En effet, si, sur le plan international, l’unanimité est établie sur Mugabe une fois pour toute typifié comme un dictateur sans scrupules, dangereux et infréquentable, tel n’est le cas ni au Zimbabwe, ni en Afrique Noire. Ceci résulte du fait qu’en post colonies subsahariennes, autant la légitimité internationale des Chefs d’Etats est très souvent parrainée par les anciennes métropoles alors que les populations locales la contestent, autant la même légitimité internationale peut aussi tomber en discrédit auprès de la même population subsaharienne lorsque, à tort ou à raison, elle se convainc qu’un leader africain n’est plus soutenu par l’ancienne puissance coloniale parce qu’il est contre le néocolonialisme.

Aussi, la dualité de postures (pour ou contre Mugabe) qu’on observe au Zimbabwe en particulier, et en Afrique Noire en général, prouve que l’enfer c’est les autres comme le disait Jean Paul Sartre. En effet, en dehors de l’Africain politiquement neutre ou politiquement médian, le cas Mugabe divise les Subsahariens politiquement engagés. D’un côté, se dressent ceux qui épousent l’avis de la communauté internationale et qui font de Mugabe la réincarnation du diable (les anti Mugabe). De l’autre, s’érigent ceux pour qui Mugabe est un héro africain contre l’impérialisme occidental et le néocolonialisme inhérent (les pros Mugabe). Les pros Mugabe et les anti Mugabe réactualisent et incarnent ainsi les conflits idéologiques au sein d’un continent noir où certains Africains sont pour la continuité de la lutte anticoloniale quand d’autres estiment qu’il est plus que jamais temps de laisser tomber la victimisation pour emprunter le train démocratique et les règles de jeu qu’il implique dans l’acquisition, l’exercice et la transmission du pouvoir politique.
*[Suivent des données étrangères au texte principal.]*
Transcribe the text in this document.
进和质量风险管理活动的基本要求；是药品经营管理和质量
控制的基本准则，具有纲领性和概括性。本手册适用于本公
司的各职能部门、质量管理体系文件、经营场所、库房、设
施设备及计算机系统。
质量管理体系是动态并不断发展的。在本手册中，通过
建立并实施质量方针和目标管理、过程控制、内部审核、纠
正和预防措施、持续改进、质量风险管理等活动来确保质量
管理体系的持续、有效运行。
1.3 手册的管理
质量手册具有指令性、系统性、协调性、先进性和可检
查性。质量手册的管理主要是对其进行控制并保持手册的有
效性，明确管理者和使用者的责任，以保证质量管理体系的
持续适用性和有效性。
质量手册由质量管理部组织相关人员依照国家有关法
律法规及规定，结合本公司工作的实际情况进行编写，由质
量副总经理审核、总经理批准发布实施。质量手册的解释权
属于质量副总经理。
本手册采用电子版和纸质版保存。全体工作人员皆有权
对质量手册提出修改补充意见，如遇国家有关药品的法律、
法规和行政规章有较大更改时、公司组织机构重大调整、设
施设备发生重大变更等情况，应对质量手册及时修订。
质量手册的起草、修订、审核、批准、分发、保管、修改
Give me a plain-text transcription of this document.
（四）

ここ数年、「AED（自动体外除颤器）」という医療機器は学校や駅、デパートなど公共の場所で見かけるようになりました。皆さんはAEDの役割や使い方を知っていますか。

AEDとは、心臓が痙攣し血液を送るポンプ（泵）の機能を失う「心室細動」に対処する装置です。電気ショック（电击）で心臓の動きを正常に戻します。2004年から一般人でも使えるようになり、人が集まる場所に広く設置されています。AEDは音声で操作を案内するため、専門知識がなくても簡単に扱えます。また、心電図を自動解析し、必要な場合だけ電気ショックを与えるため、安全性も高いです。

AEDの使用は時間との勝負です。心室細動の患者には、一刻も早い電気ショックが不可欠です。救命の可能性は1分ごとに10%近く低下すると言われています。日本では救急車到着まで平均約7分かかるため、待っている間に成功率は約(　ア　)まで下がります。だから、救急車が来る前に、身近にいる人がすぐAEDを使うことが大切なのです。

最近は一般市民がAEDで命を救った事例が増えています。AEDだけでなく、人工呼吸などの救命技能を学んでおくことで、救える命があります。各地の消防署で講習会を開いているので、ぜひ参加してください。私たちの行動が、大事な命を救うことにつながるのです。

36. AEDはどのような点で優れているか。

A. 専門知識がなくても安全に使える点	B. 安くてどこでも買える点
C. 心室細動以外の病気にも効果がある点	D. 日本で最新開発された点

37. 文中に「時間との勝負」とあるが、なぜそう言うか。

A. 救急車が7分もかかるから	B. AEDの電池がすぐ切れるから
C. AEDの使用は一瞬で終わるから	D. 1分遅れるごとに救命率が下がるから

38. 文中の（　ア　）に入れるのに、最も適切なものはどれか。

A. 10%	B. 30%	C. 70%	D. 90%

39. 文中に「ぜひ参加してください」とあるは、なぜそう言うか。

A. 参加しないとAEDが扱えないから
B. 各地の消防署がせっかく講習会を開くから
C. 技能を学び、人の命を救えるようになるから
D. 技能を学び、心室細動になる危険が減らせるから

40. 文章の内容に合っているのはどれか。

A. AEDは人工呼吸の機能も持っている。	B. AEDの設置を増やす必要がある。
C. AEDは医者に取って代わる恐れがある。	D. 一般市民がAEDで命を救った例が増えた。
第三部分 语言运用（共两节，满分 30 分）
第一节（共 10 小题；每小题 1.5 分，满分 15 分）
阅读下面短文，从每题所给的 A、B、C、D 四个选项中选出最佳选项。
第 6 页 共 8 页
En conséquence, si le discrédit international qui frappe le président zimbabwéen a du sens pour les anti Mugabe, il est jugé nul et de nul intérêt pour les pros Mugabe qui pensent qu’il est une pure orchestration de l’Angleterre qui n’a jamais digéré la réforme foncière initiée par Mugabe au détriment de nombreux fermiers blancs, et au profit des populations noires autochtones et sans terres. En dehors de la lutte d’indépendance, cette réforme foncière est l’acte fondateur de la symbolique politique de Robert Mugabe. C’est elle qui permet la naissance d’une communauté de similitudes et d’une communauté de circonstances entre lui et plusieurs Africains toujours en « guerre silencieuse » contre les anciens colons et la communauté internationale qui, d’après eux, en constitue la reproduction systémique.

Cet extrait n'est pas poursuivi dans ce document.